However, in that interstitial period, a profile would be “memorialized.”
Memorialization meant that a user’s log-in information would be deleted
to prevent any tampering; his or her contact information, no longer useful, was deleted; and status updates were deleted for “privacy reasons.”
On the other hand, photos and posts would remain visible, but only to
“friends” of the deceased. Then, after the thirty-day mourning period,
the page would be deleted. Rather than coming to terms with our mor-talities, the policy simply disallowed death. However, given the low
death rates of Facebook’s youthful clientele, this happened very rarely.
So a simplistic policy worked well enough.
But when the Virginia Tech shooting brought the Facebook Generation’s mortality into plain sight, Facebook’s obscure policy came under
close scrutiny. To the friends and families of the victims, it suddenly
seemed insensitive or possibly reprehensible to delete a user’s profile. At Virginia Tech, students campaigned, protested and petitioned
against Facebook’s policy. “That event made us reevaluate,” Ms. Barker
explained. Facebook seemed to recognize the importance of mollifying the local protest before it grew larger. By acting quickly, agreeing to
stop its practice of deleting dead users, Facebook was able to forestall
an interminable and controversial national dialogue about what to do
with the digital dead. Instead, Facebook’s response to the protest, and
the protest itself, almost entirely escaped media attention, except for the
single article quoted above, in a small blog several cursor clicks away
from USA Today’s main page.
What transpired after the shootings amounted to much more than
merely a secretive change in policy. Facebook’s decision to open its doors
to the dead meant that the website was fundamentally transformed.

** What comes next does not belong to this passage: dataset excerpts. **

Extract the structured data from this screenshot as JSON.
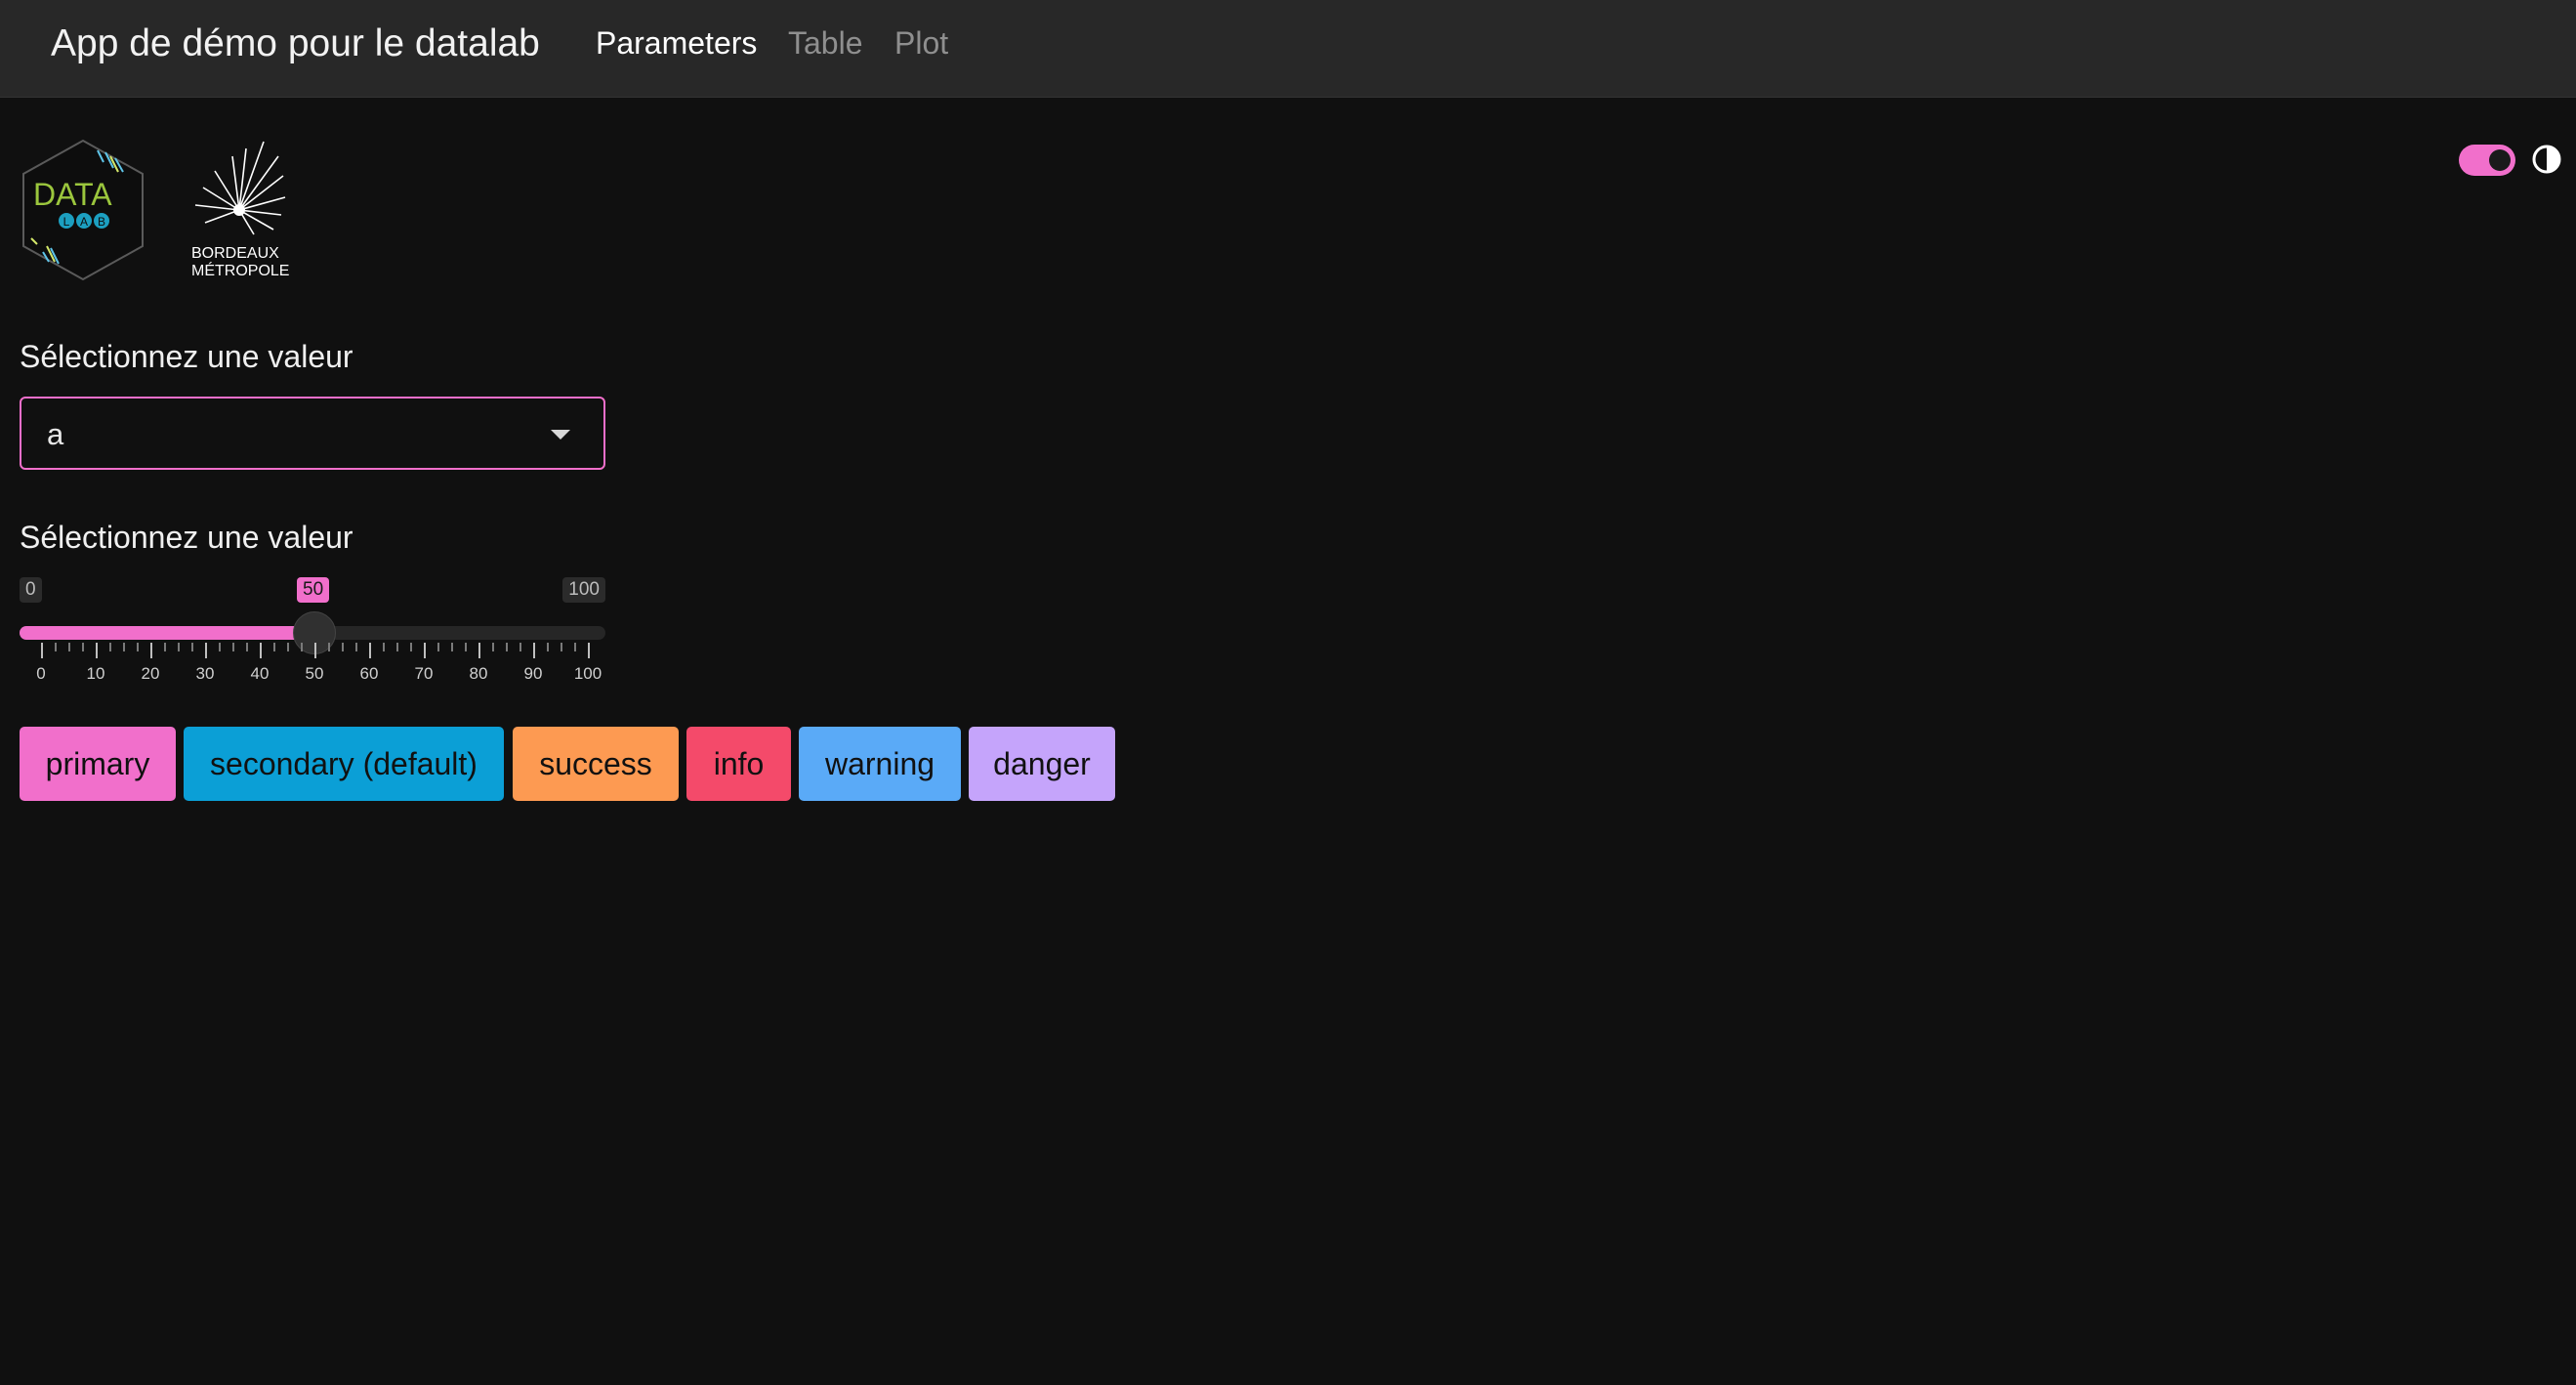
{
  "navbar": {
    "title": "App de démo pour le datalab",
    "tabs": [
      {
        "label": "Parameters",
        "active": true
      },
      {
        "label": "Table",
        "active": false
      },
      {
        "label": "Plot",
        "active": false
      }
    ]
  },
  "logos": {
    "datalab": {
      "text": "DATA",
      "sub": "LAB"
    },
    "bordeaux": {
      "line1": "BORDEAUX",
      "line2": "MÉTROPOLE"
    }
  },
  "theme_toggle": {
    "on": true,
    "icon": "contrast-icon"
  },
  "select_input": {
    "label": "Sélectionnez une valeur",
    "value": "a"
  },
  "slider_input": {
    "label": "Sélectionnez une valeur",
    "min": "0",
    "max": "100",
    "value": "50",
    "tick_labels": [
      "0",
      "10",
      "20",
      "30",
      "40",
      "50",
      "60",
      "70",
      "80",
      "90",
      "100"
    ]
  },
  "buttons": [
    {
      "label": "primary",
      "color": "#f16fcb"
    },
    {
      "label": "secondary (default)",
      "color": "#0b9fd6"
    },
    {
      "label": "success",
      "color": "#fd9a52"
    },
    {
      "label": "info",
      "color": "#f44a6a"
    },
    {
      "label": "warning",
      "color": "#5aaaf7"
    },
    {
      "label": "danger",
      "color": "#c5a4fb"
    }
  ],
  "colors": {
    "accent": "#f16fcb",
    "background": "#101010",
    "navbar": "#282828"
  }
}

Since Facebook’s birth, it had been a society without any enduring
practices for dealing with death. But as a result of the Virginia Tech
shootings, Facebook gained its first real death customs, a cultural milestone. Lacking these customs, the hub of Internet culture had all the
while been lacking the most basic requirement of culture. Now Facebook
users were permitted their messy mortality.
Still, despite becoming suddenly more reflective of the real world,
Facebook remained an essentially unnatural place. Now that the dead
were acknowledged, allowed to be visible, it was alarming how lifelike
they appeared. In every way, the dead looked indistinguishable from the
living, except, as in Neverland, they never aged.